We’re delighted to welcome Nikita Melnikov, the VP of Engineering at Atlantic Money, for an insightful conversation about his journey in the fintech world. With a career spanning over a decade in software development and engineering leadership, Nikita has played pivotal roles in shaping technological strategies at prominent financial institutions. His trajectory from a Senior Scala Developer at Tinkoff Bank to Vice CTO of Tinkoff Invest, and now his current position at Atlantic Money, offers a unique perspective on the evolving landscape of financial technology.
Nikita’s expertise in high-load systems, team building, and architectural design has been instrumental in driving innovation and operational excellence in the companies he’s worked for. Today, we’ll delve into his experiences, the challenges of international money transfers, and his vision for the future of fintech.
At Atlantic Money, you maintain a hands-on approach by contributing to coding. How do you balance this with your leadership responsibilities as VP of Engineering?
As a startup, we prioritize efficiency and lean operations. Our approach involves maintaining a small, agile team while simultaneously investing in the automation of routine tasks and duties. This strategy allows us to maximize our productivity and resource allocation, ensuring that our limited manpower is focused on high-impact activities. By automating repetitive processes, we not only save time but also reduce the likelihood of human error, thereby enhancing overall operational quality. This efficiency-driven model enables us to remain competitive and responsive in the fast-paced startup environment, allowing us to punch above our weight class in terms of output and innovation.

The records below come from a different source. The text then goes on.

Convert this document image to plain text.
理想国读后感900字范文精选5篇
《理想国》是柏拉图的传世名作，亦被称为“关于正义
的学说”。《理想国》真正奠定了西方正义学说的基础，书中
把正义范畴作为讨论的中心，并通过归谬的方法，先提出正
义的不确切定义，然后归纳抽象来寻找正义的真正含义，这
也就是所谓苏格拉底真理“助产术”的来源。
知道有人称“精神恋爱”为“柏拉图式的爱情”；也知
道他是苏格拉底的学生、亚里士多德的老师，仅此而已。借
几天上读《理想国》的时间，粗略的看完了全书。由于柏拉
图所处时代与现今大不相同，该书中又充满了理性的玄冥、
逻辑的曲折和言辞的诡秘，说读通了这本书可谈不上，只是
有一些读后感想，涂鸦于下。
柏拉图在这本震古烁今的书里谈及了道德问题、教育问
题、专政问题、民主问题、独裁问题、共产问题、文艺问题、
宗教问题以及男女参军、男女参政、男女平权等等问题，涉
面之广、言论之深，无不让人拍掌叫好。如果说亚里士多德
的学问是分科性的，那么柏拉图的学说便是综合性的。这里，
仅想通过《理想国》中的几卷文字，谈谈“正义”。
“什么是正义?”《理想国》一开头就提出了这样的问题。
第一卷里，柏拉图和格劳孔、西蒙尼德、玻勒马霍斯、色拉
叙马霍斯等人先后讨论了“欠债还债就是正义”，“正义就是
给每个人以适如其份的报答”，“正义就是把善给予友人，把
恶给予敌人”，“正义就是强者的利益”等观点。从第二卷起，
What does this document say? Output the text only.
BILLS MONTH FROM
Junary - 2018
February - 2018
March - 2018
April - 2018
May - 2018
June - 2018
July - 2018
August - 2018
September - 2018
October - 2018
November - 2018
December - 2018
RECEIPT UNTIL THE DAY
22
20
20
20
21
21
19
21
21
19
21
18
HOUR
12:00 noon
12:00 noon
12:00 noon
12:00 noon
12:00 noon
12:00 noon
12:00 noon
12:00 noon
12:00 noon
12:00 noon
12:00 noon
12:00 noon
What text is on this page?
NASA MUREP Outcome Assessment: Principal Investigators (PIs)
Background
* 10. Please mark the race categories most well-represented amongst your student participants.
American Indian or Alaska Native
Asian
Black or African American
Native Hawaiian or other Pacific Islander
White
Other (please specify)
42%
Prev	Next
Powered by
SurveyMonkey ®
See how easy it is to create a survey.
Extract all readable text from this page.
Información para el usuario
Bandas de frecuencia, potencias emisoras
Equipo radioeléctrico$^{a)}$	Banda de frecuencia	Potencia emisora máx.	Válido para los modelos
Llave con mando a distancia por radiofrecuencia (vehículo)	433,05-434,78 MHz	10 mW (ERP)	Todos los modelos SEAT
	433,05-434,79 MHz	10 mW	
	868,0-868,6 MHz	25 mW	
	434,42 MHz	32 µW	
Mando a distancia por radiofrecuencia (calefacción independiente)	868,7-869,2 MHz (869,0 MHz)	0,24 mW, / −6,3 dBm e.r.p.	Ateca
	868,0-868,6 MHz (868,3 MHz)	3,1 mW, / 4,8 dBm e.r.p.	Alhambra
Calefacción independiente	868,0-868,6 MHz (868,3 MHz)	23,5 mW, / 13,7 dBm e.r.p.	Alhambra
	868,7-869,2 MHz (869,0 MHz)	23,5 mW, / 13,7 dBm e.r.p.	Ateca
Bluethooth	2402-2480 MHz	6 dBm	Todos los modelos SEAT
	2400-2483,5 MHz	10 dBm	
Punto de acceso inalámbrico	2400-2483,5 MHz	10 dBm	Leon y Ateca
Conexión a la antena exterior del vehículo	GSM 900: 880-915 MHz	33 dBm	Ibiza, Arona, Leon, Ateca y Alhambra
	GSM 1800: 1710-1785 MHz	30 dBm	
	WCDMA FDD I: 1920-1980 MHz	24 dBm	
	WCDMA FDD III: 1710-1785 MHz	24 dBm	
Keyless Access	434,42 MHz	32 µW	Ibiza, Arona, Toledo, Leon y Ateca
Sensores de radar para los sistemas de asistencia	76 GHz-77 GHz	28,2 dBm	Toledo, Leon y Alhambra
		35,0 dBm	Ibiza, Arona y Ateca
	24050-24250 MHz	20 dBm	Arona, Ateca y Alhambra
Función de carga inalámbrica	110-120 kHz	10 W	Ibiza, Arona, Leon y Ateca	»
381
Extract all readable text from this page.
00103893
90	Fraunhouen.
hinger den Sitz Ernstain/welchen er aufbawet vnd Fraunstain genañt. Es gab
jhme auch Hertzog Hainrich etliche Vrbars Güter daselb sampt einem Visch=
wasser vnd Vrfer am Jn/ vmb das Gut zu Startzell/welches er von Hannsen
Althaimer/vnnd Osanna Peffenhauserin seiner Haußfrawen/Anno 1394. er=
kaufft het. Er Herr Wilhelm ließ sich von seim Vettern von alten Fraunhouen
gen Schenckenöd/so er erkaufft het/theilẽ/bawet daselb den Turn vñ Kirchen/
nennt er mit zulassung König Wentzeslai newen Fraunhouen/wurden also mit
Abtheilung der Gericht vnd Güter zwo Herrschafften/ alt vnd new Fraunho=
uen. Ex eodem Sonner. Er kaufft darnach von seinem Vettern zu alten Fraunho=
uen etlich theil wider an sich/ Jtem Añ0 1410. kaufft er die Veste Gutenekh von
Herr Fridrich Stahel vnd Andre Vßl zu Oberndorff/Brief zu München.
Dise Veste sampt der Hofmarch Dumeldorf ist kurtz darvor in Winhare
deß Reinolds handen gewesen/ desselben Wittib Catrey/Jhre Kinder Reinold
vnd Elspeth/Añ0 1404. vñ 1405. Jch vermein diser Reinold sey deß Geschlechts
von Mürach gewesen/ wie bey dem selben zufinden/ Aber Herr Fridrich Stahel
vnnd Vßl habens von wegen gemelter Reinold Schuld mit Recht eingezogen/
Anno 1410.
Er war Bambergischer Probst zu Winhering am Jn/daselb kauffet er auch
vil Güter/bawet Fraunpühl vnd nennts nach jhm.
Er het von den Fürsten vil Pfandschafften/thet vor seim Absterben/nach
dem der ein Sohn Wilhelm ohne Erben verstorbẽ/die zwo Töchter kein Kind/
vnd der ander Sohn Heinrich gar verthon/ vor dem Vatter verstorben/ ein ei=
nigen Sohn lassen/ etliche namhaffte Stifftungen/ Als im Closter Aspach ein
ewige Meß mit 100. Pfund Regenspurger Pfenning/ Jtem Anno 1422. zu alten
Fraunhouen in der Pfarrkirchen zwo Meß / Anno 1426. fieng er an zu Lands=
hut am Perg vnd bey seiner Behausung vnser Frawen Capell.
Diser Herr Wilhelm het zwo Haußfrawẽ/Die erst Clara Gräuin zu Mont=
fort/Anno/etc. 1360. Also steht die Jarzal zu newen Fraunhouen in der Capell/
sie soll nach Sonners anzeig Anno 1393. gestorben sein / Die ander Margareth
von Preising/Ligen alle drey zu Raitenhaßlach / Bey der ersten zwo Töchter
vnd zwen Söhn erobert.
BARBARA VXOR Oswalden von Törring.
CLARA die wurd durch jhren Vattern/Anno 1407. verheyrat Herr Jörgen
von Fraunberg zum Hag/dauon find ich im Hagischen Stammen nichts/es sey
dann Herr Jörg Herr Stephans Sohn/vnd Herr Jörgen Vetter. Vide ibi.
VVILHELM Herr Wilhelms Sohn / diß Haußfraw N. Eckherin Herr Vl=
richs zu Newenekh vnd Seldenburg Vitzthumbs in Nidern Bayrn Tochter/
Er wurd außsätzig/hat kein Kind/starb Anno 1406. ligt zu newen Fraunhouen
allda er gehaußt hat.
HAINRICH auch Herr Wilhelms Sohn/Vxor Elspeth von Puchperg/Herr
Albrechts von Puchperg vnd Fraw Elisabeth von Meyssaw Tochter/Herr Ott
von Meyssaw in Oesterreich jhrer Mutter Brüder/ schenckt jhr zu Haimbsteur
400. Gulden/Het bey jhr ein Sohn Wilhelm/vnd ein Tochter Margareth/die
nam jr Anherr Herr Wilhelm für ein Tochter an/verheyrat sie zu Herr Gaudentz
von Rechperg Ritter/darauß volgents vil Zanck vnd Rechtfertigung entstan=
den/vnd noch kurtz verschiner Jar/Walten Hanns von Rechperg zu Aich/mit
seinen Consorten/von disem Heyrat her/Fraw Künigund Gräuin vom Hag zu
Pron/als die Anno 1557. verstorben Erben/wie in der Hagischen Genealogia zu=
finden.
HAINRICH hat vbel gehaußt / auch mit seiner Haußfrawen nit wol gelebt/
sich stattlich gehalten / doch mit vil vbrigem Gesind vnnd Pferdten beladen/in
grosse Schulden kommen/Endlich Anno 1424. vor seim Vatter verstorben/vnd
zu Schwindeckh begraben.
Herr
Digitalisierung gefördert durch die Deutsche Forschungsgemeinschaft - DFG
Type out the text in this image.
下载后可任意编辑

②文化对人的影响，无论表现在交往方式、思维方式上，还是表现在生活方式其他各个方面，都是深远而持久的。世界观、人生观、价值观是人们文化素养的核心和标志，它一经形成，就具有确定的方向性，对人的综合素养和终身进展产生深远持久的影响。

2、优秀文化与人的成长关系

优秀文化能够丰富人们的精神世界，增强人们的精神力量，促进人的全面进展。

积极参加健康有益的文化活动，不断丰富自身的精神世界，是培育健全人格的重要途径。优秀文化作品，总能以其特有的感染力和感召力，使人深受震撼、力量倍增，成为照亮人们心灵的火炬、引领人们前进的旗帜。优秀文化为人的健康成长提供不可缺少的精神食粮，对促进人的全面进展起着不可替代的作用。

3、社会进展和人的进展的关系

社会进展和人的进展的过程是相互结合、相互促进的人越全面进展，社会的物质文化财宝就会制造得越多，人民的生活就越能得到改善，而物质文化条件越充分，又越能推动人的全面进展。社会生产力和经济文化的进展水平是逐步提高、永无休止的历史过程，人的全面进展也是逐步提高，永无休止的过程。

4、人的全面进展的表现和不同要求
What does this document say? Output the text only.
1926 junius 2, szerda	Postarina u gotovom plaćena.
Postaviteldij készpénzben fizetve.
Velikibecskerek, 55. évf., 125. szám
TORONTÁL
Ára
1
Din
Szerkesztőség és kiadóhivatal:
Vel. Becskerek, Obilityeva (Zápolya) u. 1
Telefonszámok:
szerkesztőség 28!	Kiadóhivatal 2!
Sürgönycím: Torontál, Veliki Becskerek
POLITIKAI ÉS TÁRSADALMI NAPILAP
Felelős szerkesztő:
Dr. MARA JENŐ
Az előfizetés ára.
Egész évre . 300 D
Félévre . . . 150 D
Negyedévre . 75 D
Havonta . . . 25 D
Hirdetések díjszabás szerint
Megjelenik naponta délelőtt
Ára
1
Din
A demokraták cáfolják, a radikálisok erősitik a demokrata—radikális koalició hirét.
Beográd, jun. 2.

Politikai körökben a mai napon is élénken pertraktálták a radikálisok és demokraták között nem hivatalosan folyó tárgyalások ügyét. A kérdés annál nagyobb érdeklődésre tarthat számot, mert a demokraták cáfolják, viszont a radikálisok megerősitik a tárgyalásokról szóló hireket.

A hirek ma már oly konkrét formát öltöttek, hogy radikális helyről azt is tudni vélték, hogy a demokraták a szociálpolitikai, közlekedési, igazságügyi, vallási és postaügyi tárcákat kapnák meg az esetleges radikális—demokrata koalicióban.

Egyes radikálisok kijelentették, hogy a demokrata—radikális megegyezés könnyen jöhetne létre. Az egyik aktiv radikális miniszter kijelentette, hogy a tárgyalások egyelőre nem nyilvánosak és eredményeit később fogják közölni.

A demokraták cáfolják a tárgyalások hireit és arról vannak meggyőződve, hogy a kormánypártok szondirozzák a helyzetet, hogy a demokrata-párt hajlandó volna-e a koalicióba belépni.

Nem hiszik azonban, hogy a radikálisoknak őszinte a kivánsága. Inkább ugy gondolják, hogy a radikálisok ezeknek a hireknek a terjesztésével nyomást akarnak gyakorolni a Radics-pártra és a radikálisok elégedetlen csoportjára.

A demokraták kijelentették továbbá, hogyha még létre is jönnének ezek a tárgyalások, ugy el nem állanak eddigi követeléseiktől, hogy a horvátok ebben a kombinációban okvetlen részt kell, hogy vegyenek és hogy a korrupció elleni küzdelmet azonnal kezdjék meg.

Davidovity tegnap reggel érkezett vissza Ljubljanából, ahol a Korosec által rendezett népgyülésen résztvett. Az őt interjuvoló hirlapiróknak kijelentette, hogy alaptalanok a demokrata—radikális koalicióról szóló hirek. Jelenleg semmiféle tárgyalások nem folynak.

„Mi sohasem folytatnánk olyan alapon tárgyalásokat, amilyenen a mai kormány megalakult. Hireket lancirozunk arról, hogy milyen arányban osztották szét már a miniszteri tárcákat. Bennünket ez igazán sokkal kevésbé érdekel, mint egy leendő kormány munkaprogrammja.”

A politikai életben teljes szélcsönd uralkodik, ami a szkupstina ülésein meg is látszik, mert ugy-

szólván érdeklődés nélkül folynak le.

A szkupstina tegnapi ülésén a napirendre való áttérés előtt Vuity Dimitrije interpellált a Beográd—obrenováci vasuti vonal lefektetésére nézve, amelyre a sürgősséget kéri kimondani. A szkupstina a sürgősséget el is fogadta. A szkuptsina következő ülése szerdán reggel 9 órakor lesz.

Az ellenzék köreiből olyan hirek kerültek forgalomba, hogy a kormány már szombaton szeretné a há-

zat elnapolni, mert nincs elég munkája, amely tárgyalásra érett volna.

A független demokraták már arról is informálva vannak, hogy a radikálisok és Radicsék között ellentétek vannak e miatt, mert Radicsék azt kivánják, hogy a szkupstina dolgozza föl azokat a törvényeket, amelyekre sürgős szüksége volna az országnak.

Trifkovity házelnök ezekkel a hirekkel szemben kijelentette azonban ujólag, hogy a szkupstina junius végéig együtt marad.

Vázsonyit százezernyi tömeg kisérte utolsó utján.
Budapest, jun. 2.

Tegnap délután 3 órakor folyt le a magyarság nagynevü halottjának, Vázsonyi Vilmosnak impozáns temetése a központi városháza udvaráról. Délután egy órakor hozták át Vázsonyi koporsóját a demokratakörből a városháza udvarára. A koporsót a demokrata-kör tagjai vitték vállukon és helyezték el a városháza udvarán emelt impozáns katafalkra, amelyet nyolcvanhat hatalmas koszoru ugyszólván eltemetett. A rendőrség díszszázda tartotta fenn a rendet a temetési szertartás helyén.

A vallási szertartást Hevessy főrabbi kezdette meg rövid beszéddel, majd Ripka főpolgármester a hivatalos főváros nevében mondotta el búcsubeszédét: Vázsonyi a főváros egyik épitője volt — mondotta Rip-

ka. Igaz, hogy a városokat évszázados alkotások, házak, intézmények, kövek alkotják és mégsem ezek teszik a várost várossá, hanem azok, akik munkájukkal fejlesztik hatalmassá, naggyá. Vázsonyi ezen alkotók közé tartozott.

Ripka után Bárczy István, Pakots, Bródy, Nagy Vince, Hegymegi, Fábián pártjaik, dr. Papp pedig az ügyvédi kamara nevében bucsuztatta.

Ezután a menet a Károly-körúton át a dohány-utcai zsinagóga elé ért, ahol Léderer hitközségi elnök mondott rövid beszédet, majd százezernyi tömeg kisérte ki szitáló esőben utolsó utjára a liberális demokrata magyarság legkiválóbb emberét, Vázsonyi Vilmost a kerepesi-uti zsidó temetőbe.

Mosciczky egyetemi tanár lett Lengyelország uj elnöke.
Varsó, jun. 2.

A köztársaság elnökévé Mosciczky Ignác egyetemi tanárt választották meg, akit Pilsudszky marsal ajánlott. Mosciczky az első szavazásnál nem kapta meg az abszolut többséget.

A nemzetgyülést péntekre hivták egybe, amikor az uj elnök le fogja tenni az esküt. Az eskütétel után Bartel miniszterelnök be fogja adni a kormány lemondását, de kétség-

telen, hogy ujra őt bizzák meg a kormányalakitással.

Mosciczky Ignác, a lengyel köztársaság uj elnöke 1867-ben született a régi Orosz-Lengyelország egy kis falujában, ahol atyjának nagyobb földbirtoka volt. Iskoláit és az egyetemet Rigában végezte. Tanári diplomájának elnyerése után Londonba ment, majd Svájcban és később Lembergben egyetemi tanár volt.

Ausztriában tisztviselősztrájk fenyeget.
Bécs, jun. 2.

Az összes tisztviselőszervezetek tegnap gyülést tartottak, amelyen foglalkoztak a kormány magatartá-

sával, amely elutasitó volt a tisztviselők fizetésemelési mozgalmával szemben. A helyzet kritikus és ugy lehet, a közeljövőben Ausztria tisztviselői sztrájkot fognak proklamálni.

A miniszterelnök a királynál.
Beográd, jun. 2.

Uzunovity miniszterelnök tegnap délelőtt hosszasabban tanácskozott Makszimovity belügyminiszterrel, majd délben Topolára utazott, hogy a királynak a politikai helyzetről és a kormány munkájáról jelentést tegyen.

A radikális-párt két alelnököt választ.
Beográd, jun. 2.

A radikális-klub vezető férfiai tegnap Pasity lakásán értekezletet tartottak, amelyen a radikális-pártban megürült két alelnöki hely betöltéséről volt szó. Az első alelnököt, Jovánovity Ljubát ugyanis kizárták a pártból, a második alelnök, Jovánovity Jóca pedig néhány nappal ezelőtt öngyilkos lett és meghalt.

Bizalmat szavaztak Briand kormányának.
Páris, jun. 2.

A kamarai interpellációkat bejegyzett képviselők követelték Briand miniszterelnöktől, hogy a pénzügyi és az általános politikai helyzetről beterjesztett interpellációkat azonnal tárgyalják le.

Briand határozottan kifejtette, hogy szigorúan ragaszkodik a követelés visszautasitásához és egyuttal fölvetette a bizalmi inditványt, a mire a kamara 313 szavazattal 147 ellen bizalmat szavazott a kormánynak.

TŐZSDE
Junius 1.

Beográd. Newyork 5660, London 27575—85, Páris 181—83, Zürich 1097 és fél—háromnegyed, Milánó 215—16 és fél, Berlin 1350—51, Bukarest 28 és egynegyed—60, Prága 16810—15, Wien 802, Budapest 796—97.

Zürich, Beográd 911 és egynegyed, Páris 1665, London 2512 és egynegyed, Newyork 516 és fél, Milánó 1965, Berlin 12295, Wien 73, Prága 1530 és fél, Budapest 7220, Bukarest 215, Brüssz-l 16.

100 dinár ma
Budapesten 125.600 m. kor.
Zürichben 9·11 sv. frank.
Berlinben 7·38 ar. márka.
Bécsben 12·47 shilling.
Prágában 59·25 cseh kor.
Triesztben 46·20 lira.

As our startup grew, we naturally expanded our team. In the early stages, I split my time evenly between developing core functionalities and handling administrative tasks like hiring and policy-making. This included designing critical components, while also shaping our overall product design. As we’ve evolved, my role has shifted. Now, I spend about 80% of my time on hands-on coding and infrastructure management. This deep technical involvement helps me maintain a thorough understanding of our systems and actively contribute to their ongoing development and optimization.
As a fintech startup, we are subject to a range of critical annual processes that demand our attention and resources. These include comprehensive security audits to ensure the integrity and safety of our systems, detailed regulatory reports to maintain compliance with financial industry standards. Additionally, we engage in other essential processes that are integral to our business operations and growth strategy. During these intensive periods, which typically occur on an annual basis, my direct contribution to product development necessarily decreases, typically to around 15% of my time. This reduction is a natural consequence of the increased focus on these crucial compliance and evaluation activities.
However, I firmly believe in the importance of maintaining a strong connection to the technical aspects of our product, even as a manager. This hands-on approach allows me to effectively manage and mitigate technical debt, which is crucial for the long-term sustainability and scalability of our systems. By staying closely involved with the codebase, I can maintain a deep understanding of how our system functions at a granular level. This insight is invaluable in identifying and addressing both the strengths and weaknesses of our code and overall architecture. Such knowledge enables me to make more informed decisions, guide the team more effectively, and ensure that our technical strategy aligns with our business objectives. It also allows me to better appreciate the challenges faced by our development team and to provide more meaningful support and leadership.
At Tinkoff Investments, you increased platform stability, reducing incidents from 1-4 per day to 1 per quarter. What strategies did you implement to achieve this remarkable improvement?
Any meaningful improvement in system stability begins with a fundamental and probing inquiry into the root causes of issues. By asking “why” repeatedly, we can peel back the layers of complexity and identify the underlying factors contributing to instability. This process of deep investigation and analysis forms the foundation for developing effective strategies to enhance platform reliability and reduce incidents. It enables us to move beyond surface-level fixes and address the core problems that impact our system’s performance.
In my case, the major issues stemmed from inefficient caching and traffic routing design. We initially used embedded Hazelcast as a cache store. Combined with a round-robin balancing algorithm, the serialization of objects in the cache store consumed about 40% of our CPU resources.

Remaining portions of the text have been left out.